Modulate the electronic structure of Cu 7 S 4 nanosheet on TiO 2 for enhanced photocatalytic hydrogen evolution

TiO 2 is a promising photocatalyst due to its high thermodynamic stability and non-toxicity. However, its applications have been still limited because of the high recombination rate of electron—hole pairs. Herein, we show that by combining heterojunction construction and electronic structure regulation, the electron—hole pairs in TiO 2 can be effectively separated for enhanced photocatalytic hydrogen evolution. The optimized Cu 7 S 4 nanosheet decorated TiO 2 achieves much enhanced H 2 evolution rate (11.5 mmol·g −1 ·h −1 ), which is 13.8 and 4.2 times of that of TiO 2 and Cu 7 S 4 /TiO 2 , respectively. The results of photoluminescence spectroscopy, transient photocurrent spectra, ultraviolet—visible diffuse reflectance spectra, and electrochemical impedance spectroscopy collectively demonstrate that the enhanced photocatalytic performance of Air-Cu 7 S 4 /TiO 2 is attributed to the effective separation of charge carriers and widened photoresponse range.
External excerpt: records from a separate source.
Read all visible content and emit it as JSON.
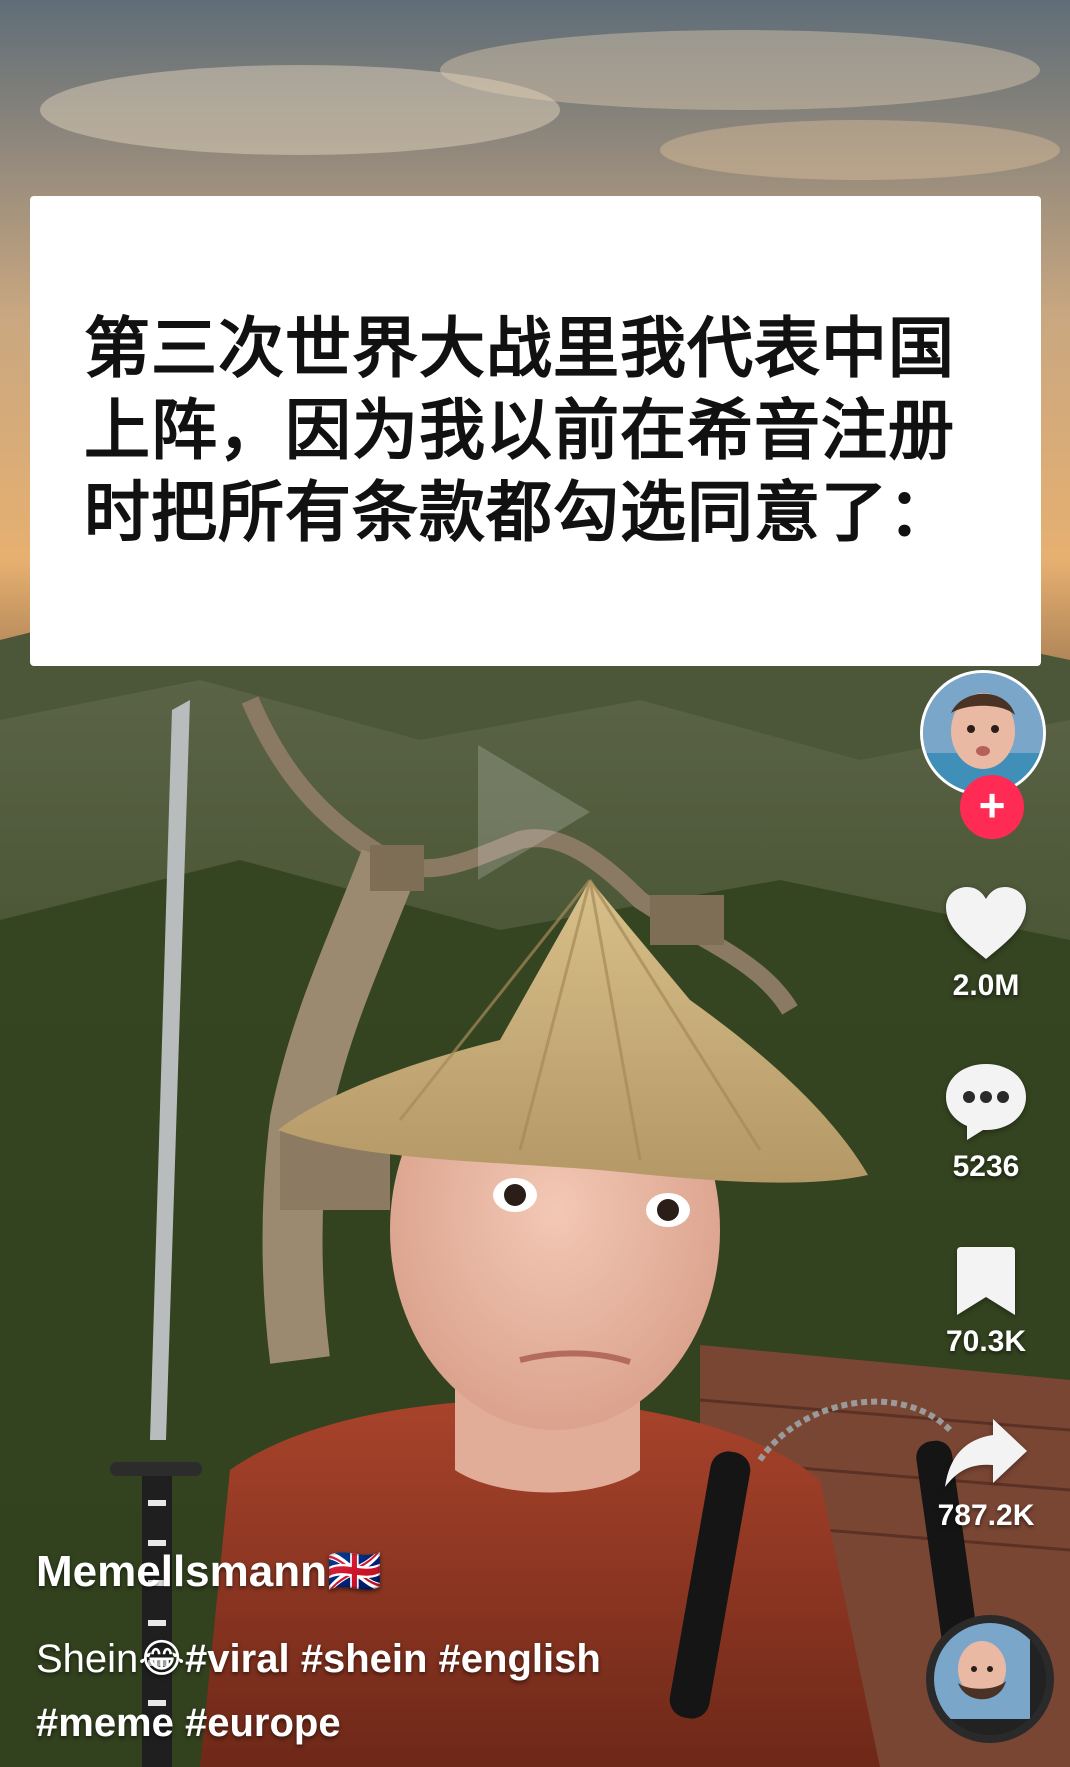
{
  "caption": {
    "text": "第三次世界大战里我代表中国\n上阵，因为我以前在希音注册\n时把所有条款都勾选同意了："
  },
  "actions": {
    "like_count": "2.0M",
    "comment_count": "5236",
    "bookmark_count": "70.3K",
    "share_count": "787.2K"
  },
  "author": {
    "username": "Memellsmann🇬🇧"
  },
  "description": {
    "text_prefix": "Shein😂",
    "hashtags": [
      "#viral",
      "#shein",
      "#english",
      "#meme",
      "#europe"
    ]
  },
  "icons": {
    "like": "heart-icon",
    "comment": "comment-bubble-icon",
    "bookmark": "bookmark-icon",
    "share": "share-arrow-icon",
    "follow": "plus-icon"
  },
  "colors": {
    "follow_button": "#ff2b54",
    "caption_card": "#ffffff",
    "caption_text": "#111111",
    "overlay_text": "#ffffff"
  }
}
The electron paramagnetic resonance and X-ray photoelectron spectroscopy results indicate that the increase of Cu 2+ in the Cu 7 S 4 nanosheet after calcination can promote the charge transfer. This work provides an effective method to improve the electron migration rate and charge separation of TiO 2 , which holds great significance for being extended to other material systems and beyond.